Rabu XXXII, 10 November 2010

Tit 3: 1-7  +  Mzm 23  +  Luk 17: 11-19

 

 

Lectio :

Ada sepuluh orang kusta yang mendekati Yesus dan memohon belaskasihan daripadaNya. 'Perlihatkanlah diri kalian kepada imam-imam kepala', perintah Yesus kepada mereka. Ketika mereka sedang dalam perjalanan, sembuhlah mereka. Seorang dari mereka, yakni orang Samaria ketika melihat dirinya telah sembuh, kembalilah dia menjumpai Yesus untuk berterima kasih kepadaNya.

'Bukankah sepuluh orang yang telah sembuh, di manakah yang sembilan orang lainnya?', seru Yesus kepada orang-orang yang mengikutiNya. 'Pulanglah, imanmu telah menyelamatkan engkau', tegas Yesus kepada orang yang mendatangiNya itu.

 

Meditatio :

Suatu kali ada sepuluh orang kusta menemui Yesus, mereka tinggal berdiri agak jauh, mereka sepertinya amat sadar akan kelemahan dirinya, sehingga mereka tidak mau dan tidak berani mendekatiNya dan mereka juga membastasi untuk didekati oleh khalayak umum. 'Yesus, Guru, kasihanilah kami!', teriak mereka kepadaNya. Yesus amat mengerti maksud dan kemauan baik mereka, lalu kataNya kepada mereka: 'pergilah, perlihatkanlah dirimu kepada imam-imam'.
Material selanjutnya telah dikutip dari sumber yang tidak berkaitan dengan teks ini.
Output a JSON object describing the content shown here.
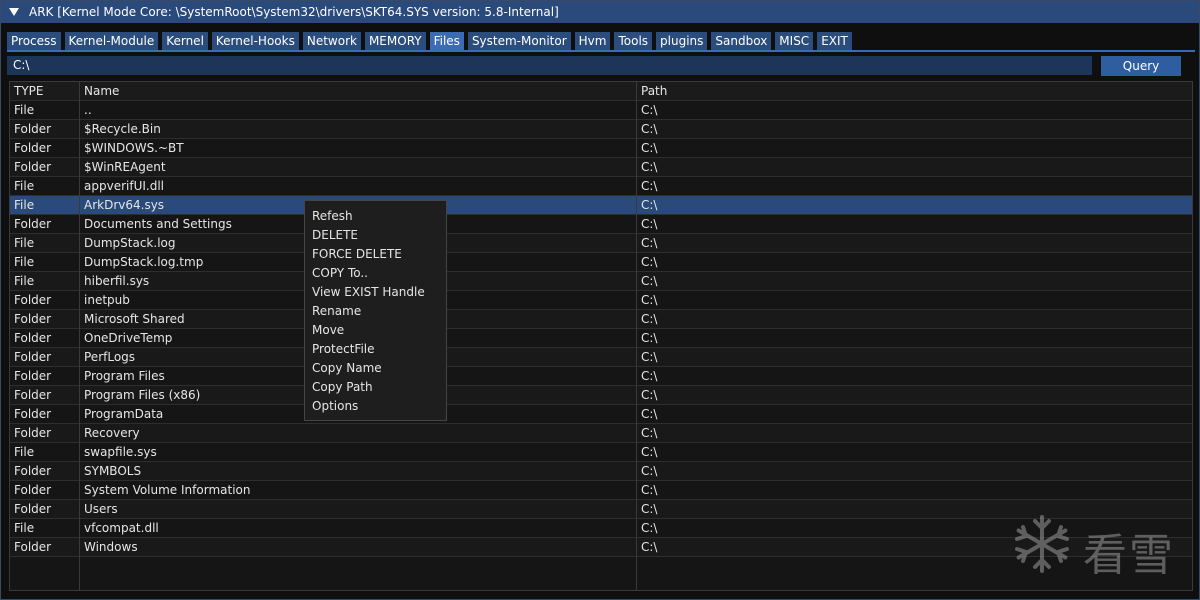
{
  "window": {
    "title": "ARK [Kernel Mode Core: \\SystemRoot\\System32\\drivers\\SKT64.SYS version: 5.8-Internal]",
    "accent_color": "#294a7a",
    "active_tab_color": "#3b6bb4"
  },
  "tabs": [
    {
      "label": "Process"
    },
    {
      "label": "Kernel-Module"
    },
    {
      "label": "Kernel"
    },
    {
      "label": "Kernel-Hooks"
    },
    {
      "label": "Network"
    },
    {
      "label": "MEMORY"
    },
    {
      "label": "Files"
    },
    {
      "label": "System-Monitor"
    },
    {
      "label": "Hvm"
    },
    {
      "label": "Tools"
    },
    {
      "label": "plugins"
    },
    {
      "label": "Sandbox"
    },
    {
      "label": "MISC"
    },
    {
      "label": "EXIT"
    }
  ],
  "active_tab": "Files",
  "path_input": {
    "value": "C:\\"
  },
  "query_button": {
    "label": "Query"
  },
  "table": {
    "columns": [
      "TYPE",
      "Name",
      "Path"
    ],
    "selected_name": "ArkDrv64.sys",
    "rows": [
      {
        "type": "File",
        "name": "..",
        "path": "C:\\"
      },
      {
        "type": "Folder",
        "name": "$Recycle.Bin",
        "path": "C:\\"
      },
      {
        "type": "Folder",
        "name": "$WINDOWS.~BT",
        "path": "C:\\"
      },
      {
        "type": "Folder",
        "name": "$WinREAgent",
        "path": "C:\\"
      },
      {
        "type": "File",
        "name": "appverifUI.dll",
        "path": "C:\\"
      },
      {
        "type": "File",
        "name": "ArkDrv64.sys",
        "path": "C:\\"
      },
      {
        "type": "Folder",
        "name": "Documents and Settings",
        "path": "C:\\"
      },
      {
        "type": "File",
        "name": "DumpStack.log",
        "path": "C:\\"
      },
      {
        "type": "File",
        "name": "DumpStack.log.tmp",
        "path": "C:\\"
      },
      {
        "type": "File",
        "name": "hiberfil.sys",
        "path": "C:\\"
      },
      {
        "type": "Folder",
        "name": "inetpub",
        "path": "C:\\"
      },
      {
        "type": "Folder",
        "name": "Microsoft Shared",
        "path": "C:\\"
      },
      {
        "type": "Folder",
        "name": "OneDriveTemp",
        "path": "C:\\"
      },
      {
        "type": "Folder",
        "name": "PerfLogs",
        "path": "C:\\"
      },
      {
        "type": "Folder",
        "name": "Program Files",
        "path": "C:\\"
      },
      {
        "type": "Folder",
        "name": "Program Files (x86)",
        "path": "C:\\"
      },
      {
        "type": "Folder",
        "name": "ProgramData",
        "path": "C:\\"
      },
      {
        "type": "Folder",
        "name": "Recovery",
        "path": "C:\\"
      },
      {
        "type": "File",
        "name": "swapfile.sys",
        "path": "C:\\"
      },
      {
        "type": "Folder",
        "name": "SYMBOLS",
        "path": "C:\\"
      },
      {
        "type": "Folder",
        "name": "System Volume Information",
        "path": "C:\\"
      },
      {
        "type": "Folder",
        "name": "Users",
        "path": "C:\\"
      },
      {
        "type": "File",
        "name": "vfcompat.dll",
        "path": "C:\\"
      },
      {
        "type": "Folder",
        "name": "Windows",
        "path": "C:\\"
      }
    ]
  },
  "context_menu": {
    "items": [
      {
        "label": "Refesh"
      },
      {
        "label": "DELETE"
      },
      {
        "label": "FORCE DELETE"
      },
      {
        "label": "COPY To.."
      },
      {
        "label": "View EXIST Handle"
      },
      {
        "label": "Rename"
      },
      {
        "label": "Move"
      },
      {
        "label": "ProtectFile"
      },
      {
        "label": "Copy Name"
      },
      {
        "label": "Copy Path"
      },
      {
        "label": "Options"
      }
    ]
  },
  "watermark": {
    "text": "看雪",
    "icon": "snowflake-icon"
  }
}
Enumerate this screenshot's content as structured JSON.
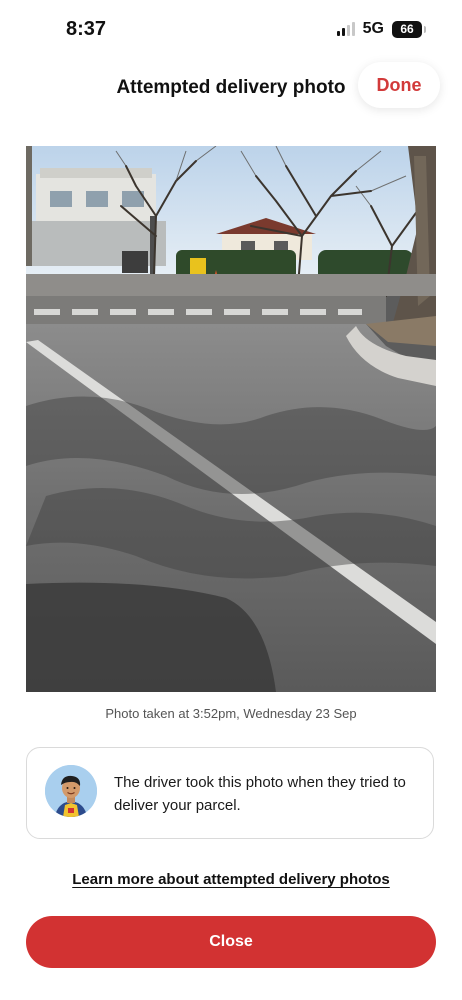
{
  "status_bar": {
    "time": "8:37",
    "network": "5G",
    "battery": "66"
  },
  "header": {
    "title": "Attempted delivery photo",
    "done_label": "Done"
  },
  "photo": {
    "caption": "Photo taken at 3:52pm, Wednesday 23 Sep"
  },
  "info_card": {
    "text": "The driver took this photo when they tried to deliver your parcel."
  },
  "learn_more_link": "Learn more about attempted delivery photos",
  "close_button_label": "Close",
  "colors": {
    "accent": "#d23232",
    "card_border": "#dadada",
    "caption_text": "#555555"
  },
  "icons": [
    "signal-icon",
    "battery-icon",
    "driver-avatar-icon"
  ]
}
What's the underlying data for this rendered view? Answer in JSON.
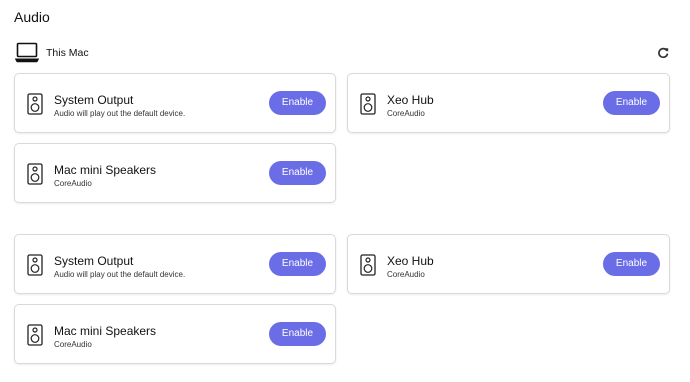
{
  "page": {
    "title": "Audio",
    "device_name": "This Mac"
  },
  "colors": {
    "accent": "#6b6de6",
    "card_border": "#d9d9d9",
    "text": "#111111"
  },
  "icons": {
    "device": "laptop-icon",
    "refresh": "refresh-icon",
    "output": "speaker-icon"
  },
  "groups": [
    {
      "outputs": [
        {
          "name": "System Output",
          "subtitle": "Audio will play out the default device.",
          "button": "Enable"
        },
        {
          "name": "Xeo Hub",
          "subtitle": "CoreAudio",
          "button": "Enable"
        },
        {
          "name": "Mac mini Speakers",
          "subtitle": "CoreAudio",
          "button": "Enable"
        }
      ]
    },
    {
      "outputs": [
        {
          "name": "System Output",
          "subtitle": "Audio will play out the default device.",
          "button": "Enable"
        },
        {
          "name": "Xeo Hub",
          "subtitle": "CoreAudio",
          "button": "Enable"
        },
        {
          "name": "Mac mini Speakers",
          "subtitle": "CoreAudio",
          "button": "Enable"
        }
      ]
    }
  ]
}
Apakah mereka mengerti maksud Yesus yang menyuruh mereka menemui para imam? Kalau tidak mengerti, mengapa mereka langsung pergi menjumpai para imam, bukankah mereka meminta belaskasihNya? Kalau mereka tahu dan sadar bahwa mereka akan disembuhkan dengan pergi kepada para imam, mengapa mereka tidak mengucapkan terima kasih terlebih dahulu sebelum pergi?  Bila memang mereka mau disembuhkanNya, bukankah lebih tepat dan langsung menenangkan jiwa mereka, Yesus berkata: 'sembuhlah kalian, tapi sekarang pergilah dahulu dan tunjukkanlah kepada para imam?'. Itulah kemauan kita!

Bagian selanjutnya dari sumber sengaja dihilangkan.